Die Welt Online 01.03.2022, AUSLAND TSCHECHISCHER AUSSENMINISTER

„Wir Europäer müssen Putin seine Vision nehmen“

Von Philipp Fritz

Tschechiens Präsident Zeman galt lange als Putin-Verehrer. Nun kippt er – ähnlich wie viele Sympathisanten in Deutschland. „Wir hätten früher aufwachen können“, sagt sein Außenminister Jan Lipavsky. Und erklärt, warum die deutsche Position jetzt besonders wichtig ist.

Zu lange glaubten Politiker im Westen, speziell in Deutschland, man müsste Wladimir Putin entgegenkommen. Abschreckung wurde dagegen vernachlässigt. Als einer von Putins mächtigsten Fans in Europa galt Tschechiens Präsident Milos Zeman – bis jetzt. Sein Außenminister Jan Lipavsky von der Tschechischen Piratenpartei ist seit Dezember im Amt und gib zu, dass der Drahtseilakt im Verhältnis zu Russland misslungen ist. Doch der 36-Jährige betont auch, dass alte Konfliktparteien wegen Russlands Angriffskrieg neu zusammenfinden.

WELT: Herr Lipavsky, bis zuletzt hat die politische Klasse in Europa, auch in Deutschland und Tschechien, gehofft, eine Invasion der Ukraine lässt sich diplomatisch abwenden. Jetzt zeigt sich, wie brutal und skrupellos der russische Präsident gegen die Ukrainer zuschlägt. Haben die Europäer sich in Wladimir Putin getäuscht?

Jan Lipavsky: Ich denke, fast niemand hat eine solche Eskalation, einen so brutalen Angriffskrieg gegen die gesamte Ukraine erwartet. Tatsächlich aber haben viele Politiker und Experten vor einem aggressiven Russland und vor Putin gewarnt, vor allem in unserer Region, in Ostmitteleuropa. Das liegt daran, dass wir Erfahrungen mit dem imperialen Russland haben. In unserem Fall sind es die Erfahrungen des Prager Frühlings von 1968, als wir von sowjetischen Kräften besetzt wurden.

WELT: In Deutschland wenden sich bisher Putin-freundliche Politiker vom russischen Präsidenten ab. Auch die politische Klasse in Tschechien war nicht frei von solchen Sympathien. Milos Zeman, Ihr Präsident und ein Verehrer Putins, distanziert sich erst jetzt von ihm.

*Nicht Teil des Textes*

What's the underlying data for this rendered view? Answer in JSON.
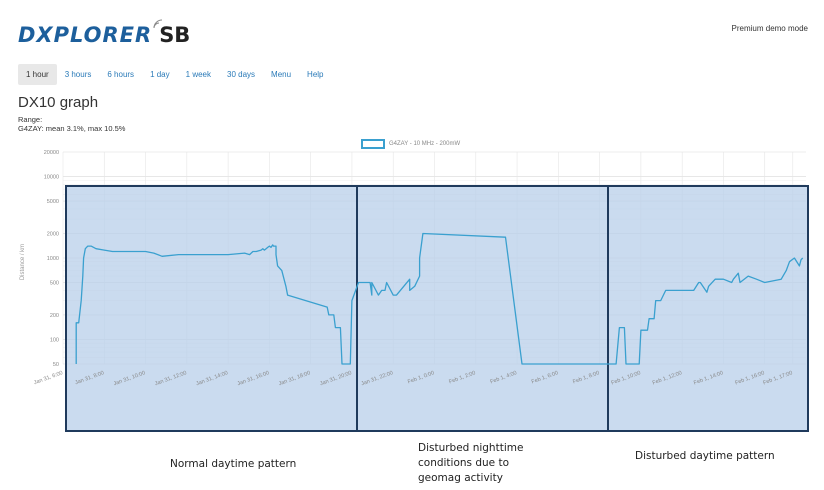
{
  "header": {
    "logo_text": "DXPLORER",
    "logo_suffix": "SB",
    "mode": "Premium demo mode"
  },
  "nav": {
    "tabs": [
      "1 hour",
      "3 hours",
      "6 hours",
      "1 day",
      "1 week",
      "30 days",
      "Menu",
      "Help"
    ],
    "active": "1 hour"
  },
  "page": {
    "title": "DX10 graph",
    "range_label": "Range:",
    "range_value": "G4ZAY: mean 3.1%, max 10.5%"
  },
  "chart_data": {
    "type": "line",
    "ylabel": "Distance / km",
    "xlabel": "",
    "y_scale": "log",
    "ylim": [
      50,
      20000
    ],
    "y_ticks": [
      50,
      100,
      200,
      500,
      1000,
      2000,
      5000,
      10000,
      20000
    ],
    "x_ticks": [
      "Jan 31, 6:00",
      "Jan 31, 8:00",
      "Jan 31, 10:00",
      "Jan 31, 12:00",
      "Jan 31, 14:00",
      "Jan 31, 16:00",
      "Jan 31, 18:00",
      "Jan 31, 20:00",
      "Jan 31, 22:00",
      "Feb 1, 0:00",
      "Feb 1, 2:00",
      "Feb 1, 4:00",
      "Feb 1, 6:00",
      "Feb 1, 8:00",
      "Feb 1, 10:00",
      "Feb 1, 12:00",
      "Feb 1, 14:00",
      "Feb 1, 16:00",
      "Feb 1, 17:00"
    ],
    "legend": "top-center",
    "grid": true,
    "series": [
      {
        "name": "G4ZAY - 10 MHz - 200mW",
        "color": "#3aa0cf",
        "x_hours": [
          0.8,
          0.8,
          0.95,
          1.1,
          1.2,
          1.25,
          1.35,
          1.5,
          1.7,
          2.0,
          2.5,
          3.0,
          4.0,
          5.0,
          5.5,
          6.0,
          7.0,
          8.0,
          9.0,
          10.0,
          11.0,
          11.3,
          11.5,
          11.7,
          12.0,
          12.1,
          12.2,
          12.3,
          12.4,
          12.5,
          12.6,
          12.7,
          12.75,
          12.9,
          12.9,
          13.0,
          13.25,
          13.5,
          13.6,
          16.0,
          16.1,
          16.4,
          16.5,
          16.8,
          16.9,
          17.0,
          17.4,
          17.5,
          17.9,
          18.0,
          18.4,
          18.6,
          18.7,
          18.7,
          19.1,
          19.3,
          19.5,
          19.6,
          19.6,
          20.0,
          20.2,
          21.0,
          21.0,
          21.3,
          21.6,
          21.6,
          21.8,
          26.8,
          26.8,
          27.8,
          27.8,
          33.4,
          33.5,
          33.7,
          33.75,
          34.0,
          34.1,
          34.2,
          34.5,
          34.9,
          35.0,
          35.4,
          35.5,
          35.8,
          35.9,
          36.2,
          36.5,
          37.0,
          37.1,
          37.5,
          37.5,
          38.0,
          38.2,
          38.5,
          38.6,
          39.0,
          39.1,
          39.5,
          40.0,
          40.5,
          40.6,
          40.9,
          41.0,
          41.5,
          42.0,
          42.5,
          43.5,
          43.8,
          44.0,
          44.3,
          44.6,
          44.7,
          44.8
        ],
        "values": [
          50,
          160,
          160,
          300,
          600,
          1000,
          1300,
          1400,
          1400,
          1300,
          1250,
          1200,
          1200,
          1200,
          1150,
          1050,
          1100,
          1100,
          1100,
          1100,
          1150,
          1100,
          1200,
          1200,
          1250,
          1300,
          1250,
          1300,
          1350,
          1400,
          1350,
          1450,
          1400,
          1400,
          1100,
          800,
          700,
          450,
          350,
          250,
          200,
          200,
          140,
          140,
          50,
          50,
          50,
          300,
          500,
          500,
          500,
          500,
          350,
          500,
          350,
          400,
          400,
          500,
          500,
          350,
          350,
          550,
          400,
          450,
          600,
          1000,
          2000,
          1800,
          1800,
          50,
          50,
          50,
          50,
          140,
          140,
          140,
          50,
          50,
          50,
          50,
          130,
          130,
          180,
          180,
          300,
          300,
          400,
          400,
          400,
          400,
          400,
          400,
          400,
          500,
          500,
          380,
          450,
          550,
          550,
          500,
          550,
          650,
          500,
          600,
          550,
          500,
          550,
          700,
          900,
          1000,
          800,
          950,
          1000,
          900,
          1000,
          950,
          1100,
          1150,
          1150,
          1150,
          1100,
          950,
          800,
          500,
          650,
          650
        ]
      }
    ]
  },
  "annotations": [
    {
      "text": "Normal daytime pattern"
    },
    {
      "text": "Disturbed nighttime conditions due to geomag activity"
    },
    {
      "text": "Disturbed daytime pattern"
    }
  ],
  "style": {
    "accent": "#2a7ab8",
    "overlay_fill": "#b8cfea",
    "overlay_stroke": "#1f3a5c",
    "line_color": "#3aa0cf"
  }
}
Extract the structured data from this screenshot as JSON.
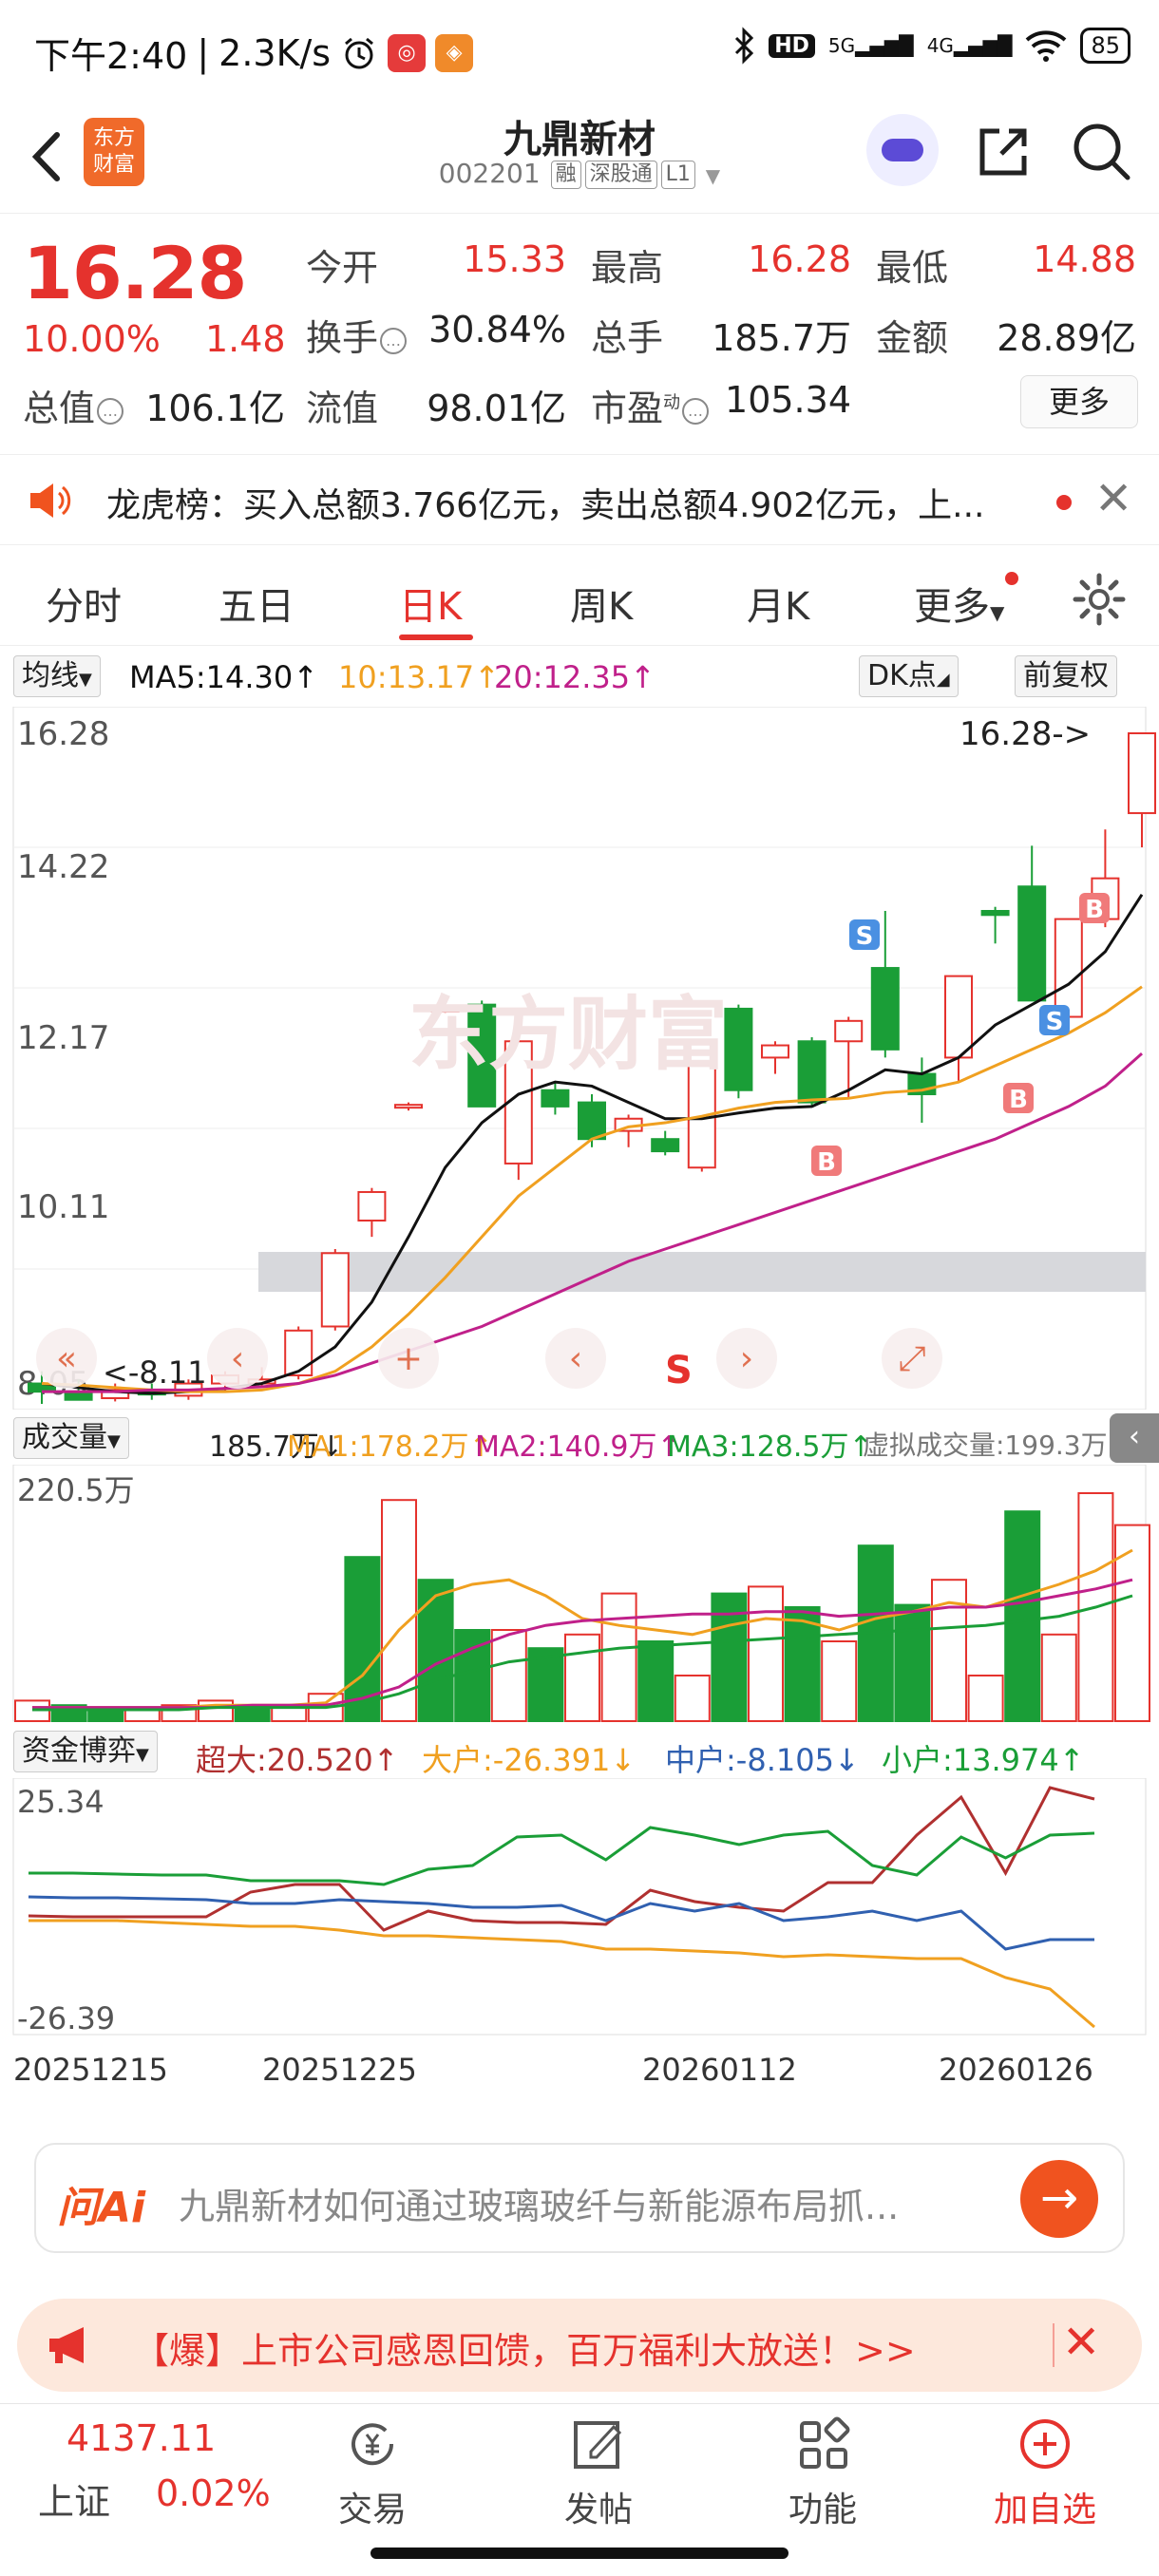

Lipavsky: Die Frage für uns war immer, wie wir uns vor einem aggressiven Russland schützen, aber gleichzeitig Handelsbeziehungen mit dem Land und seinen Menschen pflegen können. Das war immer ein riskantes Spiel. Viele von uns Europäern wollten zu lange nicht begreifen, was das für ein Regime in Moskau ist. Dabei gab es die Annexion der Krim, den Krieg im Donbass, gegen Georgien schon 2008. In unserem Land war der russische Militärgeheimdienst für die Explosion einer Munitionsfabrik verantwortlich, in Großbritannien gab es einen Giftanschlag, einen weiteren Anschlag in Berlin. Wir hätten früher aufwachen können, ja. Was zählt, ist, dass wir jetzt alle aufgewacht sind.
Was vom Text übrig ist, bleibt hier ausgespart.